Sulla base delle considerazioni svolte dalle Sezioni Unite, l’organo giudicante, pur rigettando il ricorso, precisa come l’accertamento dell’invalidità “anche in quanto legato al riscontro dell’effettiva volontà delle parti contraenti, divenga inoppugnabile nei rapporti tra le parti del presente giudizio, e quindi foriero di apportare vantaggi alle ricorrenti allorquando, una volta apertasi la successione dei donanti, si tratterà di verificare quale sia l’effettiva consistenza del loro patrimonio, includendo anche quei beni solo apparentemente fuoriusciti con la stipula degli atti oggetto di causa”.
In conclusione, se è pur vero che, vivente il donante, il (futuro) legittimario non può far valere l’azione di simulazione per scopi diversi da quelli legati alla notificazione e trascrizione dell’atto di opposizione, deve ritenersi che il giudice di merito debba e possa rilevare anche d’ufficio l’esistenza di una causa di invalidità del negozio simulato con una pronuncia che, pur comportando il rigetto dell’originaria pretesa, avrà efficacia di giudicato tra le parti, in assenza di impugnazione.[3]
[1] Interessante riportare il pensiero della Corte anche in ordine alla possibilità di esercizio dell’azione di restituzione verso terzi nell’ipotesi di vendite simulate ed in quelle di donazioni indirette, laddove ritiene che “debba fornirsi risposta positiva al quesito circa la proponibilità dell’azione di restituzione, nei confronti di terzi, da parte del legittimario che abbia vittoriosamente agito in riduzione, nei limiti di cui all’art. 563 cod. civ., comma 1, anche nell’ipotesi di atto formalmente oneroso che dissimuli una donazione, non potendosi invece reputare estensibile alla diversa ipotesi di cd. donazione indiretta, alla luce di quanto affermato da Cass., 12 maggio 2010, n. 11496, che ha appunto escluso che in tal caso al legittimario sia data anche una tutela recuperatoria di carattere reale, essendo i suoi diritti assicurati solo dall’obbligo del donatario di reintegrare la quota lesa con il suo controvalore economico”.

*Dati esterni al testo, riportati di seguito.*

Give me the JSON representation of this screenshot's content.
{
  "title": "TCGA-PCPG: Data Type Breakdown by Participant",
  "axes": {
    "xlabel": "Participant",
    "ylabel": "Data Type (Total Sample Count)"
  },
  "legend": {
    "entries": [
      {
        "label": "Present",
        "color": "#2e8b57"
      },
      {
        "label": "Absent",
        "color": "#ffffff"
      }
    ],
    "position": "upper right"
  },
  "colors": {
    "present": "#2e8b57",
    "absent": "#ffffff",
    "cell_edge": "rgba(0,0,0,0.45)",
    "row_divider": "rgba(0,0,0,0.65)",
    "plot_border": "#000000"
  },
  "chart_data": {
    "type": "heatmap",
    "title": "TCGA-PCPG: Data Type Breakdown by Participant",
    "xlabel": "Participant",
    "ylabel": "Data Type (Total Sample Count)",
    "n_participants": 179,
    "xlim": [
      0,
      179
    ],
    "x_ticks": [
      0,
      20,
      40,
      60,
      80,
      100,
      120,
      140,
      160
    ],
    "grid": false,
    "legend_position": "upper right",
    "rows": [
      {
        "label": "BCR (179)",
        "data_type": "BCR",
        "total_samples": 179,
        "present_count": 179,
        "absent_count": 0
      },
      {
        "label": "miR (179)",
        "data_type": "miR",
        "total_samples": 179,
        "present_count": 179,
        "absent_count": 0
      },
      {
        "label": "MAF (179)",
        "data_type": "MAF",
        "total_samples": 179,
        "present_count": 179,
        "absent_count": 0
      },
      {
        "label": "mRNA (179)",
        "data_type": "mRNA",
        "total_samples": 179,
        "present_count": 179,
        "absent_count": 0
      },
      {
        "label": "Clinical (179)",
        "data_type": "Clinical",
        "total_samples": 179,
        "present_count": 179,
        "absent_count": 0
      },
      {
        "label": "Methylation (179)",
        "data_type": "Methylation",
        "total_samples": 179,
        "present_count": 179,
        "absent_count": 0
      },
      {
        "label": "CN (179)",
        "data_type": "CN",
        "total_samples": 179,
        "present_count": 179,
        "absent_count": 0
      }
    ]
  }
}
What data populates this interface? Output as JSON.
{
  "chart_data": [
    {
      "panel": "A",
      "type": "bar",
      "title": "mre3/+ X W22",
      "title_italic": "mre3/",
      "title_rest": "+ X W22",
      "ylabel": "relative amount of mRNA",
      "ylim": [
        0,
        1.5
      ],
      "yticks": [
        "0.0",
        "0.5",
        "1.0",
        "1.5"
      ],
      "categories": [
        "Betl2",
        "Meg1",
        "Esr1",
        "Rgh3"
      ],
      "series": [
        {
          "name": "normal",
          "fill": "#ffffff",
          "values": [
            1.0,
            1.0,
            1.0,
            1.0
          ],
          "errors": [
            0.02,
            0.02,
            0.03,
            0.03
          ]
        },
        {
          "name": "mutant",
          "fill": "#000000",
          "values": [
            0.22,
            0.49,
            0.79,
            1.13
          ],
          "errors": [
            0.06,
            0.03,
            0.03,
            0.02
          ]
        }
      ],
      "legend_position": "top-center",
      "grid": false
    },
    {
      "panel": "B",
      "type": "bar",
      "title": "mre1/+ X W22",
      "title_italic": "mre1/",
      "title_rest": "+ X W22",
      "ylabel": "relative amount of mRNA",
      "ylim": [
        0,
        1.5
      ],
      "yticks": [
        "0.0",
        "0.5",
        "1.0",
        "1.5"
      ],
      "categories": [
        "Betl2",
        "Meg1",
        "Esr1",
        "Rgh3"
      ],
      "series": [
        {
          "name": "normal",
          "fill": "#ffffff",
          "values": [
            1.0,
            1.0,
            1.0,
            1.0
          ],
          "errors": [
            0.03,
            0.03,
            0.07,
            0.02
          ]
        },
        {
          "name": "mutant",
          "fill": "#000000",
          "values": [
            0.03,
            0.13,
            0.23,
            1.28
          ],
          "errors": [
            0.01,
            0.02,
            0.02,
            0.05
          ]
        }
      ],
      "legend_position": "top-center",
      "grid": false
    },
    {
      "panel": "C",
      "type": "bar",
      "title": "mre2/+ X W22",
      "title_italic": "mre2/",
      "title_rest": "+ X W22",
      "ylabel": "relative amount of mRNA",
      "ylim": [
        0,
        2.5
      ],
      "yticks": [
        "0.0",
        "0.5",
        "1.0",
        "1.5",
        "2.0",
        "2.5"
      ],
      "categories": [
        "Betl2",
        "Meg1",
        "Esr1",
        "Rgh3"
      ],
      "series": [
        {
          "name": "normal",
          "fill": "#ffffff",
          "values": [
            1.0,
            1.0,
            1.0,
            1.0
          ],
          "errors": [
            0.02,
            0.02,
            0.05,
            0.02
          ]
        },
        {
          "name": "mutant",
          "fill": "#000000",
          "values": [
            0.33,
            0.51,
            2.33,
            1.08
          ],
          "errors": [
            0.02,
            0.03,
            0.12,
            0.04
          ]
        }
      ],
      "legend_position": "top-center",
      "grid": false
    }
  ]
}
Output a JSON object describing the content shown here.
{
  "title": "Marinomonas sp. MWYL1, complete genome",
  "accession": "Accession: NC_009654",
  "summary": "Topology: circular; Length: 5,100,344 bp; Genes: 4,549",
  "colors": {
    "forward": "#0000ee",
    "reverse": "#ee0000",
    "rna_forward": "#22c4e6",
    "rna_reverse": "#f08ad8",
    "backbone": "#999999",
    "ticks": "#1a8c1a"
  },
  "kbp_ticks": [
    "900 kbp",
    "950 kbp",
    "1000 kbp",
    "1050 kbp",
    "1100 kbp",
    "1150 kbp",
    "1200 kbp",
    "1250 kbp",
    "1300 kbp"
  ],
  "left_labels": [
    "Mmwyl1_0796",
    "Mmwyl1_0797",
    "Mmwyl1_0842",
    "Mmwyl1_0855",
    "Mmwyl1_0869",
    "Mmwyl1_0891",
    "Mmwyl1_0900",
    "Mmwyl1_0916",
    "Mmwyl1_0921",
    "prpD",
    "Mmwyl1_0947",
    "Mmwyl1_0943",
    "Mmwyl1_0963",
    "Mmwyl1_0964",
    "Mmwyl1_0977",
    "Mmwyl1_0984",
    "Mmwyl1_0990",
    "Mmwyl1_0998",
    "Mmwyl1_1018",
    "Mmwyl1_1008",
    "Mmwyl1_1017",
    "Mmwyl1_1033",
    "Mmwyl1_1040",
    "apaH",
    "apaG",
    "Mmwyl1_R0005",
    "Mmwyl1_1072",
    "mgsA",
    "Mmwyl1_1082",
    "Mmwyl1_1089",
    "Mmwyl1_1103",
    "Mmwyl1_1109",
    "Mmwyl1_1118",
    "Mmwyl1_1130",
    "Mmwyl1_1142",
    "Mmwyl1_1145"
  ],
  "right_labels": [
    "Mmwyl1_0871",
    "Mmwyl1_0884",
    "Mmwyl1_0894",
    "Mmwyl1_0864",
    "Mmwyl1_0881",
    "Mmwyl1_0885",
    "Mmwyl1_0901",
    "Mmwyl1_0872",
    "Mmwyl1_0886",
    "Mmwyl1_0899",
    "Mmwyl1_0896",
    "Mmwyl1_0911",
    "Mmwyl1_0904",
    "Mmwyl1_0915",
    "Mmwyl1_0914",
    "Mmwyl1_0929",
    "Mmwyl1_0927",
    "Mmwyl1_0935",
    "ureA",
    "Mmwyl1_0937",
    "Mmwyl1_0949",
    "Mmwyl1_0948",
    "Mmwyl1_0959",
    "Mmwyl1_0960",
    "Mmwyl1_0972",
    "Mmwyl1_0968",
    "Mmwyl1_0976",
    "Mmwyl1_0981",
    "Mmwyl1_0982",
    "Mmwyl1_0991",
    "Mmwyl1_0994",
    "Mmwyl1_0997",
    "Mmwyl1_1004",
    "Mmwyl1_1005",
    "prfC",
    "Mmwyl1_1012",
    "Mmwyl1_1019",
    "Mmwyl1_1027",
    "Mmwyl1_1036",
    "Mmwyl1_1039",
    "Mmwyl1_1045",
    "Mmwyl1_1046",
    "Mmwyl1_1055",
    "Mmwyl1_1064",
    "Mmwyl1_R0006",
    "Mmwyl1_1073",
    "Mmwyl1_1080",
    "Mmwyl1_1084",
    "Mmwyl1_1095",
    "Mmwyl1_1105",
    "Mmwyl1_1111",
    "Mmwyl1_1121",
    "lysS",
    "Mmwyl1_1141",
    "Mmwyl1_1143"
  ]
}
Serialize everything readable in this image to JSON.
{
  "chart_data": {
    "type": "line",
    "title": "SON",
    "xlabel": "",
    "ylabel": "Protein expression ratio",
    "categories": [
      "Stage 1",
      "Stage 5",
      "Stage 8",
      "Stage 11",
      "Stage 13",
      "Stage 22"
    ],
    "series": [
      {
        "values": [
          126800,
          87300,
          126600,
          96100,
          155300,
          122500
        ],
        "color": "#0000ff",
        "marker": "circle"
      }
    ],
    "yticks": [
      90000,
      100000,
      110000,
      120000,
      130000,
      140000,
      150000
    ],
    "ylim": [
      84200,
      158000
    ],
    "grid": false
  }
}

[2] Sentenze nn. 26242/2014 e 26243/2014
[3] La Suprema Corte, nella pronuncia in commenta, pronuncia il seguente principio di diritto: “il giudice innanzi al quale sia stata proposta un’azione di simulazione di una compravendita in quanto dissimulante una donazione, azione finalizzata alla successiva trascrizione dell’atto di opposizione, ai sensi dell’art. 563, comma 4, c.c., deve rilevare di ufficio l’esistenza di una diversa causa di nullità della donazione e, ove sia già pendente il giudizio di appello, e sia perciò ormai inammissibile un’espressa domanda di accertamento in tal senso della parte interessata, deve rigettare l’originaria pretesa, previo accertamento della nullità, nella motivazione, con efficacia, peraltro, di giudicato in assenza di sua impugnazione”.